Н. А. ДОБРОЛЮБОВ И «СВИСТОК»{24} (К сорокалетию со дня смерти)
"…Плясать бы заставил я дубы
И жалких затворников высвистнул к воле,
Когда б на морозе не трескались губы,
И свист мой порою не стоил мне боли".
«Свисток». Ad se ipsum (к самому себе).
На молодой русской литературе лежат скорбные тени. Два величайших русских поэта и два величайших русских критика унесли с собою в могилу, вероятно, лучшие сокровища своего духа: Пушкин и Белинский ушли из жизни, едва достигнув полной духовной зрелости, Лермонтов и Добролюбов – еще юношами. Оба поэта погибли от пули. Оба критика пали жертвой чахотки.
Не нужно быть мистиком, чтобы усматривать в этой трагической симметрии нечто фатальное. Никто, даже гений, не застрахован, конечно, от того жестокого издевательства судьбы над человеком, которое называется «несчастным случаем». Но тут перед нами не случай, тут нечто более глубокое, более «закономерное» и потому – более трагическое…
Оба поэта были чужими в окружавшей их среде.

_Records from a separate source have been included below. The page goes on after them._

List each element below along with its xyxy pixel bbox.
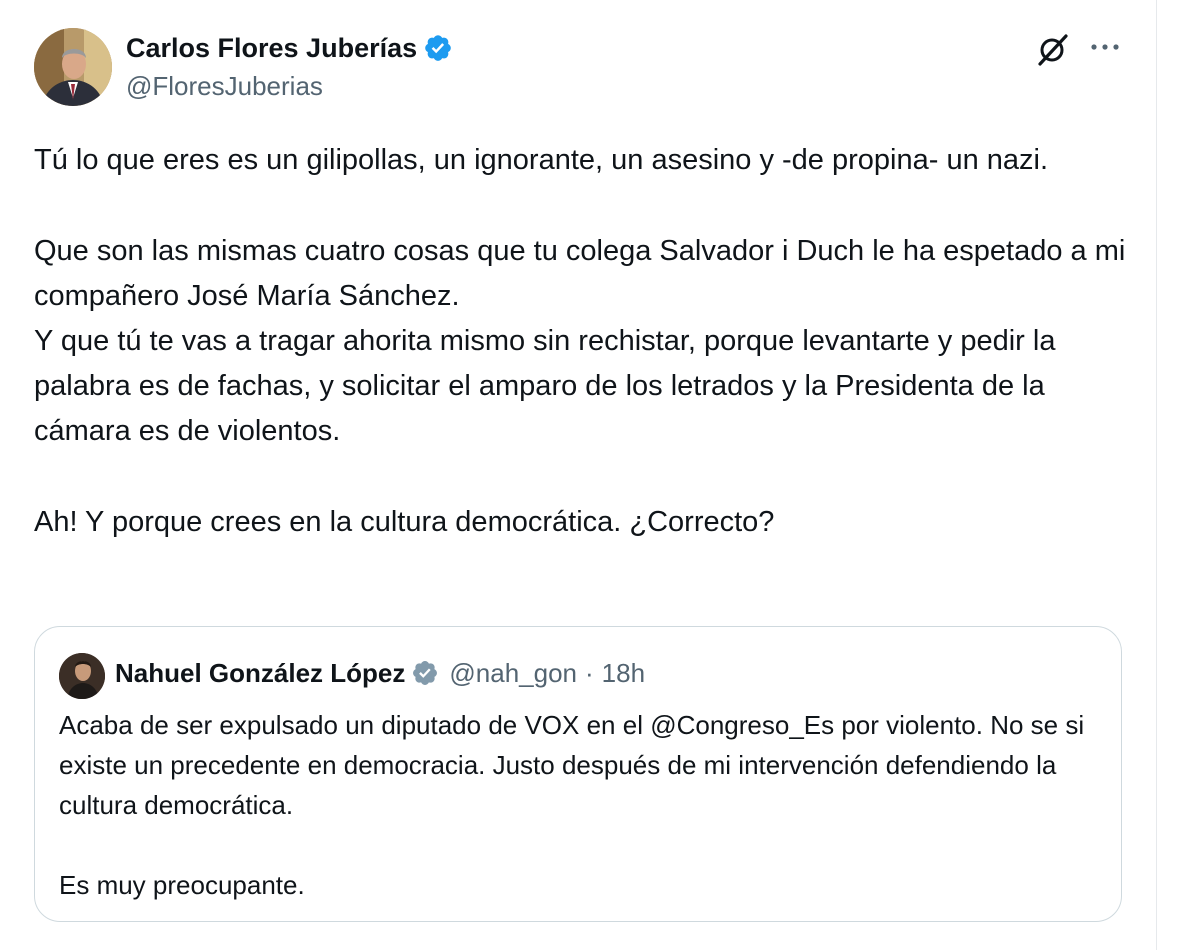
verified-badge-icon[interactable] (423, 33, 453, 63)
author-handle[interactable]: @FloresJuberias (126, 71, 323, 102)
more-icon[interactable] (1088, 40, 1122, 54)
quoted-tweet-timestamp[interactable]: 18h (602, 658, 645, 689)
tweet-text: Tú lo que eres es un gilipollas, un igno… (34, 138, 1134, 545)
verified-badge-icon[interactable] (411, 659, 439, 687)
tweet-paragraph: Que son las mismas cuatro cosas que tu c… (34, 235, 1126, 312)
author-name[interactable]: Carlos Flores Juberías (126, 33, 417, 64)
separator-dot: · (585, 657, 594, 688)
column-divider (1156, 0, 1157, 950)
avatar-image (34, 28, 112, 106)
author-avatar[interactable] (34, 28, 112, 106)
quoted-tweet-paragraph: Acaba de ser expulsado un diputado de VO… (59, 710, 1085, 820)
quoted-tweet-paragraph: Es muy preocupante. (59, 870, 305, 900)
quoted-tweet-card[interactable]: Nahuel González López @nah_gon · 18h Aca… (34, 626, 1122, 922)
tweet-paragraph: Ah! Y porque crees en la cultura democrá… (34, 506, 775, 538)
tweet-paragraph: Tú lo que eres es un gilipollas, un igno… (34, 144, 1049, 176)
quoted-tweet-text: Acaba de ser expulsado un diputado de VO… (59, 705, 1099, 905)
tweet-paragraph: Y que tú te vas a tragar ahorita mismo s… (34, 325, 1056, 447)
quoted-author-name[interactable]: Nahuel González López (115, 658, 405, 689)
quoted-author-handle[interactable]: @nah_gon (449, 658, 577, 689)
quoted-avatar-image (59, 653, 105, 699)
grok-icon[interactable] (1034, 30, 1072, 68)
tweet: Carlos Flores Juberías @FloresJuberias T… (0, 0, 1156, 950)
quoted-tweet-header: Nahuel González López @nah_gon · 18h (115, 655, 645, 691)
author-name-row: Carlos Flores Juberías (126, 30, 453, 66)
quoted-author-avatar[interactable] (59, 653, 105, 699)
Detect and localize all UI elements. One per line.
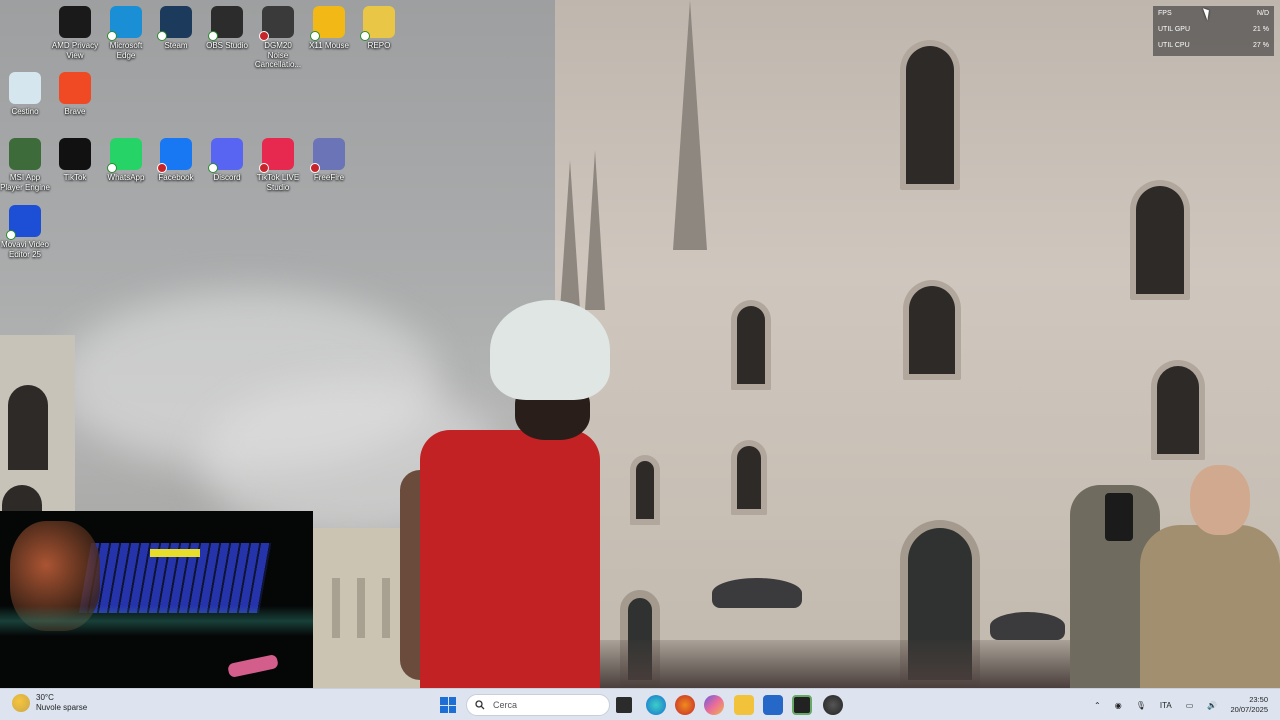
network-icon[interactable]: ▭ (1186, 701, 1194, 710)
taskbar-clock[interactable]: 23:50 20/07/2025 (1230, 695, 1268, 715)
desktop-icon-label: Brave (64, 107, 86, 116)
wallpaper-tourists (1060, 465, 1280, 688)
weather-temp: 30°C (36, 693, 54, 702)
desktop-icon-steam[interactable]: Steam (151, 6, 201, 51)
desktop-icon-discord[interactable]: Discord (202, 138, 252, 183)
microsoft-store-taskbar-icon[interactable] (763, 695, 783, 715)
desktop-icon-msi-app-player[interactable]: MSI App Player Engine (0, 138, 50, 192)
desktop-icon-repo[interactable]: REPO (354, 6, 404, 51)
desktop-icon-label: MSI App Player Engine (0, 173, 50, 192)
sync-ok-badge (208, 163, 218, 173)
perf-row-cpu: UTIL CPU 27 % (1158, 42, 1269, 49)
clock-date: 20/07/2025 (1230, 705, 1268, 714)
edge-icon (107, 6, 142, 41)
desktop-icon-label: Microsoft Edge (109, 41, 143, 60)
msi-app-player-icon (9, 138, 41, 170)
microphone-icon[interactable]: 🎙 (1136, 701, 1146, 710)
search-icon (475, 700, 485, 710)
obs-icon (208, 6, 243, 41)
performance-overlay: FPS N/D UTIL GPU 21 % UTIL CPU 27 % (1153, 6, 1274, 56)
sync-ok-badge (107, 31, 117, 41)
start-button[interactable] (440, 697, 456, 713)
sync-ok-badge (107, 163, 117, 173)
clock-time: 23:50 (1249, 695, 1268, 704)
desktop-icon-whatsapp[interactable]: WhatsApp (101, 138, 151, 183)
desktop-icon-edge[interactable]: Microsoft Edge (101, 6, 151, 60)
whatsapp-icon (107, 138, 142, 173)
desktop-icon-label: Cestino (11, 107, 39, 116)
perf-row-gpu: UTIL GPU 21 % (1158, 26, 1269, 33)
file-explorer-taskbar-icon[interactable] (734, 695, 754, 715)
terminal-taskbar-icon[interactable] (792, 695, 812, 715)
amd-privacy-view-icon (59, 6, 91, 38)
copilot-taskbar-icon[interactable] (704, 695, 724, 715)
desktop-icon-dgm20[interactable]: DGM20 Noise Cancellatio... (253, 6, 303, 70)
desktop-icon-label: AMD Privacy View (51, 41, 99, 60)
desktop-icon-label: X11 Mouse (309, 41, 349, 50)
language-indicator[interactable]: ITA (1160, 701, 1172, 710)
perf-row-fps: FPS N/D (1158, 10, 1269, 17)
wallpaper-building-left (0, 335, 75, 515)
desktop-icon-label: TikTok (63, 173, 87, 182)
desktop-icon-label: Discord (213, 173, 241, 182)
desktop-icon-label: Steam (164, 41, 188, 50)
sync-ok-badge (208, 31, 218, 41)
task-view-icon[interactable] (616, 697, 632, 713)
sync-ok-badge (310, 31, 320, 41)
wallpaper-person (400, 300, 615, 688)
desktop-icon-label: FreeFire (313, 173, 345, 182)
brave-icon (59, 72, 91, 104)
app-taskbar-icon[interactable] (823, 695, 843, 715)
sync-ok-badge (157, 31, 167, 41)
desktop-icon-label: TikTok LIVE Studio (256, 173, 300, 192)
recycle-bin-icon (9, 72, 41, 104)
desktop-icon-facebook[interactable]: Facebook (151, 138, 201, 183)
desktop-icon-brave[interactable]: Brave (50, 72, 100, 117)
sync-error-badge (259, 163, 269, 173)
sync-error-badge (310, 163, 320, 173)
weather-widget[interactable]: 30°C Nuvole sparse (12, 693, 87, 713)
weather-icon (12, 694, 30, 712)
desktop-icon-amd-privacy-view[interactable]: AMD Privacy View (50, 6, 100, 60)
desktop-icon-tiktok[interactable]: TikTok (50, 138, 100, 183)
repo-icon (360, 6, 395, 41)
volume-icon[interactable]: 🔊 (1207, 701, 1217, 710)
tray-app-icon[interactable]: ◉ (1115, 701, 1122, 710)
taskbar: 30°C Nuvole sparse Cerca ⌃ ◉ 🎙 ITA ▭ 🔊 2… (0, 688, 1280, 720)
desktop-icon-label: Movavi Video Editor 25 (1, 240, 49, 259)
desktop-icon-label: OBS Studio (206, 41, 248, 50)
dgm20-icon (259, 6, 294, 41)
firefox-taskbar-icon[interactable] (675, 695, 695, 715)
weather-desc: Nuvole sparse (36, 703, 88, 712)
freefire-icon (310, 138, 345, 173)
sync-ok-badge (360, 31, 370, 41)
sync-error-badge (259, 31, 269, 41)
desktop-icon-obs[interactable]: OBS Studio (202, 6, 252, 51)
webcam-overlay (0, 511, 313, 688)
desktop-icon-movavi[interactable]: Movavi Video Editor 25 (0, 205, 50, 259)
sync-error-badge (157, 163, 167, 173)
search-placeholder: Cerca (493, 700, 518, 710)
desktop-icon-x11-mouse[interactable]: X11 Mouse (304, 6, 354, 51)
discord-icon (208, 138, 243, 173)
desktop-icon-tiktok-live-studio[interactable]: TikTok LIVE Studio (253, 138, 303, 192)
desktop-icon-label: Facebook (158, 173, 194, 182)
steam-icon (157, 6, 192, 41)
taskbar-search[interactable]: Cerca (466, 694, 610, 716)
facebook-icon (157, 138, 192, 173)
tiktok-live-studio-icon (259, 138, 294, 173)
windows-logo-icon (440, 697, 448, 705)
desktop-icon-freefire[interactable]: FreeFire (304, 138, 354, 183)
sync-ok-badge (6, 230, 16, 240)
desktop-icon-label: DGM20 Noise Cancellatio... (254, 41, 302, 69)
desktop-icon-recycle-bin[interactable]: Cestino (0, 72, 50, 117)
tiktok-icon (59, 138, 91, 170)
x11-mouse-icon (310, 6, 345, 41)
edge-taskbar-icon[interactable] (646, 695, 666, 715)
movavi-icon (6, 205, 41, 240)
desktop-icon-label: WhatsApp (107, 173, 145, 182)
chevron-up-icon[interactable]: ⌃ (1094, 701, 1101, 710)
desktop-icon-label: REPO (367, 41, 391, 50)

Гонимые, преследуемые завистью тайной, злобой открытой и клеветой ядовитой, они были принесены в жертву понятиям условной чести и кружковой морали. Рожденные для света, они задохнулись в атмосфере подвалов… Два ничтожных кусочка свинца были не худшим из возможных для них исходов.
Оба критика были сожжены внутренним пламенем, не находившим выхода… Я хотел было обойти это часто повторявшееся выражение, но мне не удалось это сделать: до такой степени оно точно формулирует судьбу этих двух «великих сердец».
Мысль, не находившая воплощения в слове, мысль, одинаково огненная и у «неистового» Белинского и у «холодного» Добролюбова, испепелила их обоих. Разрушительная работа чахотки была как бы физическим лейтмотивом к процессу духовного «сгорания».